Legal Software - Buy the Future, Not The Past

Buy the fututre

When buying new technology, are you looking to the future or shackled to the past?

Many executives make the mistake of being swayed by software systems of their past. And it’s an easy mistake to make. If you know a brand, you are more likely to trust it.

It’s less risky, right?

Not exactly. Just because the vendor has been around for a long time doesn’t mean it’s the best choice for your future goals. Nor does it mean it’s the safest option.

In fact, buying the past can hold you back and even create unnecessary risk to your organisation.

It comes down to the lifecycle of obsolescence.

Every piece of software – legal or otherwise – travels through a lifecycle with four stages:

1. Development: The software is developed, marketed, adopted or sold. There may be a pilot stage where the software still has some small glitches or limited features. Innovators who take a chance on software at this stage will likely play a role in the big features that get added next.

2. Growth: Awareness of the software grows, it becomes more reliable and enters a growth phase. Sales accelerate, and there may be more updates and features added.

3. Maturity: Peak sales are reached for the software, they are the tried, tested, and trusted solution for most of the industry. Ongoing support for the software continues but major updates and feature additions typically slow down or stop.

4. Decline: Sales go down, either because there’s no longer any real need for the software, a new competitor is offering something better, or the needs of users have changed.

No matter how brilliant that software was at the start, by the time it reaches the fourth stage and is in decline, the vendor no longer needs to keep producing or supporting it.

There’s only one way the software can go from here.

First, it reaches End of Sale, meaning the vendor no longer sells the software.

Then, ultimately, it reaches End of Life (EOL).

Is End of Life really as ominous as it sounds?

In short, yes.

EOL means technical support and bug fixes will stop, online support documentation or forums may be archived or removed entirely, official training may no longer be available…you get the gist.

Ultimately, this means your legacy software – the technology that has been so reliable until now – becomes a risk to the business. The business will face compliance issues, security vulnerabilities, and lower IT flexibility, amongst other issues.

Avoid risk. Look to the future.

Looking to the future doesn’t mean you need to use a crystal ball to predict the next ground-breaking innovations or super-cool tech start-ups.

Think about it like this:

What you are buying is not the technology but a future relationship with that tech vendor.

Don’t get us wrong, the solution still needs to be one that satisfies your requirements. But focus on the vendor. What is their future potential as your partner? What value will they bring when solving your business challenges now and into the future?

To answer that, ask these questions when vetting tech partners:

  • How many game-changing features did they ship last year?
  • What is their roadmap for the future?
  • How much have they increased their R&D budget in the last two years?

Now, consider a SaaS partner.

Buying SaaS means you are not only buying the millions of dollars’ worth of R&D that the tech vendor has already invested, but also the millions of dollars they will continue to invest over time.

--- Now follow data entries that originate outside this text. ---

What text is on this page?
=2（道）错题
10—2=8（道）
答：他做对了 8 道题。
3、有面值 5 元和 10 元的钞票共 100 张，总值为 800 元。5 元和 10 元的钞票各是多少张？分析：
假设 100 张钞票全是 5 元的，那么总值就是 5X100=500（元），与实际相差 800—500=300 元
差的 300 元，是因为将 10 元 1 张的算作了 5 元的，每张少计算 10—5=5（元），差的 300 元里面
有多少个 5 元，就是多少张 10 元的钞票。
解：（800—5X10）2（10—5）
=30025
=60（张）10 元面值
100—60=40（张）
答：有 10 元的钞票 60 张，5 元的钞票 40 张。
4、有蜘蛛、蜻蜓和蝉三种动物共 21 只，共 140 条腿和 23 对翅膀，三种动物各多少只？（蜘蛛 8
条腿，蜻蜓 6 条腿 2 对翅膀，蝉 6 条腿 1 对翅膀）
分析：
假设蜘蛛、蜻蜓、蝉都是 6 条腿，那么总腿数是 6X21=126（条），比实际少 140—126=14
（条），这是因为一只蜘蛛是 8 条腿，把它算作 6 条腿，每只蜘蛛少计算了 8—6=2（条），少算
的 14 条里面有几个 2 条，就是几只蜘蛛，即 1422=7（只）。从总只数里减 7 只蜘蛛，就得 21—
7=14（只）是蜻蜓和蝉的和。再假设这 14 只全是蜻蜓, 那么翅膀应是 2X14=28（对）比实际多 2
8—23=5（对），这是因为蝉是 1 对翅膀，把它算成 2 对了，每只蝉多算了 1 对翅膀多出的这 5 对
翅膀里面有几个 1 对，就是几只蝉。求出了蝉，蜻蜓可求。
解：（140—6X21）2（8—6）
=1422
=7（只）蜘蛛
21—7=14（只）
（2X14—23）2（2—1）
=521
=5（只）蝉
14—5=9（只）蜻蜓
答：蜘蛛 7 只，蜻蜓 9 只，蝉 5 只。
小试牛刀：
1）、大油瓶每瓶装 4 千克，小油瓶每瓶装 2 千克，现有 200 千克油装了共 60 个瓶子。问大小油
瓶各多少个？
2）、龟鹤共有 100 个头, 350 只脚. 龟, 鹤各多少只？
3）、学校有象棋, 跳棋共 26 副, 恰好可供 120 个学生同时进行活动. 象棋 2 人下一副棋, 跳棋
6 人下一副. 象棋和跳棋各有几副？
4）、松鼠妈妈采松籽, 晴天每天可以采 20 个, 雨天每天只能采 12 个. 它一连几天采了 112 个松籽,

This is a far more compelling proposition than either buying software built by a law firm that never gets updated, or getting your IT department to build you something bespoke, which will demand resources for continuous maintenance and updates.

Over to you

The reality is software vendors of the past aren’t meeting future needs. The pace of innovation in technology is accelerating fast, yet the innovation that used to come out of big software companies isn’t keeping up. And software customers also risk falling behind the competition if they tie business operations to a sinking software-vendor ship. Looking to the future, not only of the technology but the vendor itself, is a sure-fire way to reduce risk and take your firm into a brave new world.